User profiling by network observers
- Contributors: Roberto Gonzalez; Claudio Soriente; Juan Miguel Carrascosa; Alberto Garcia-Duran; Costas Iordanou; Mathias Niepert
- Year: 2021
Targeted online advertising is a multi-billion dollar business based on the ability of profiling and delivering targeted ads to a wide range of users. Due to the privacy erosion associated with such business, researchers are trying to understand how profiling works and anti-tracking applications are becoming popular among users. Both research and privacy-enhancing apps, however, target ad-networks or over-the-top providers that have unrestricted access to users’ online activity. There seems to be little interest in potential profiling activities by “network observers” like ISPs or VPN providers. On the one side, this may be explained by the pervasiveness of TLS that secures connections end-to-end. On the other side, TLS does leak some information, and it is not clear what an eavesdropper can learn about a user, despite her traffic being encrypted.

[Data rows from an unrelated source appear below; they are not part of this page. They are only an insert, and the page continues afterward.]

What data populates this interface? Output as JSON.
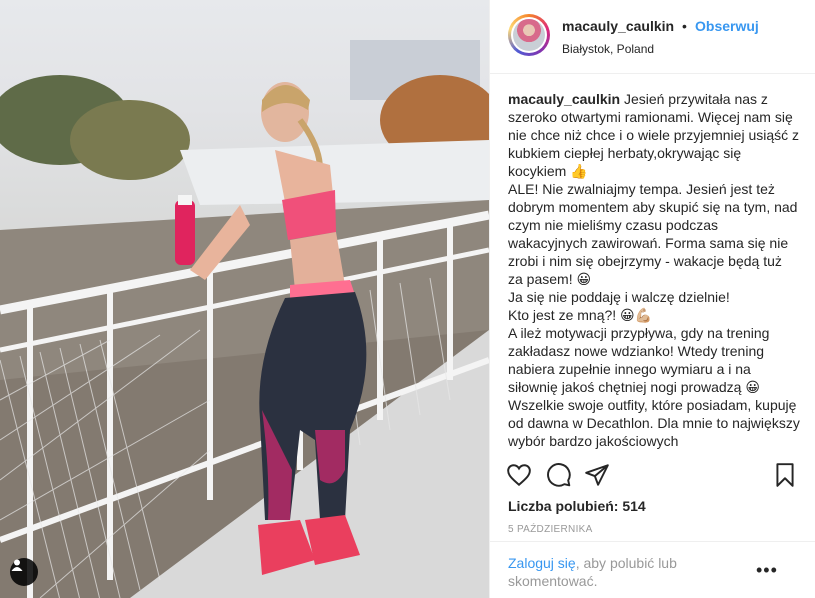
{
  "post": {
    "username": "macauly_caulkin",
    "separator": "•",
    "follow_label": "Obserwuj",
    "location": "Białystok, Poland",
    "caption_author": "macauly_caulkin",
    "caption_lines": [
      "Jesień przywitała nas z szeroko otwartymi ramionami. Więcej nam się nie chce niż chce i o wiele przyjemniej usiąść z kubkiem ciepłej herbaty,okrywając się kocykiem 👍",
      "ALE! Nie zwalniajmy tempa. Jesień jest też dobrym momentem aby skupić się na tym, nad czym nie mieliśmy czasu podczas wakacyjnych zawirowań. Forma sama się nie zrobi i nim się obejrzymy - wakacje będą tuż za pasem! 😀",
      "Ja się nie poddaję i walczę dzielnie!",
      "Kto jest ze mną?! 😀💪🏼",
      "A ileż motywacji przypływa, gdy na trening zakładasz nowe wdzianko! Wtedy trening nabiera zupełnie innego wymiaru a i na siłownię jakoś chętniej nogi prowadzą 😀",
      "Wszelkie swoje outfity, które posiadam, kupuję od dawna w Decathlon. Dla mnie to największy wybór bardzo jakościowych"
    ],
    "likes_label": "Liczba polubień: 514",
    "date": "5 PAŹDZIERNIKA",
    "login_link": "Zaloguj się",
    "login_rest": ", aby polubić lub skomentować.",
    "more_label": "•••"
  },
  "icons": {
    "like": "heart-icon",
    "comment": "comment-bubble-icon",
    "share": "share-paper-plane-icon",
    "save": "bookmark-icon",
    "tagged": "tagged-user-icon"
  },
  "colors": {
    "accent": "#3897f0",
    "text": "#262626",
    "muted": "#999999",
    "border": "#efefef"
  }
}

In this paper, we show that a network observer can build accurate user profiles notwithstanding the limited visibility due to TLS. In particular, we introduce a technique based on representation learning algorithms that can build profiles by only using the hostnames of URLs requested by users. To evaluate the accuracy of the profiles built with our technique, we setup an experiment where we serve personalized ads to more than one thousand real users over a period of one month. We compare the click-through rate of ads served by our system with the one of ads served by ad-networks. We empirically show that the quality of profiles that a network observer could build is comparable to the quality of profiles available to ad-networks and over-the-top providers. This is particularly worrisome since current anti-tracking mechanisms cannot counter profiling activities by network observers, whereas effective mechanisms like TOR incur in a performance and usability penalty.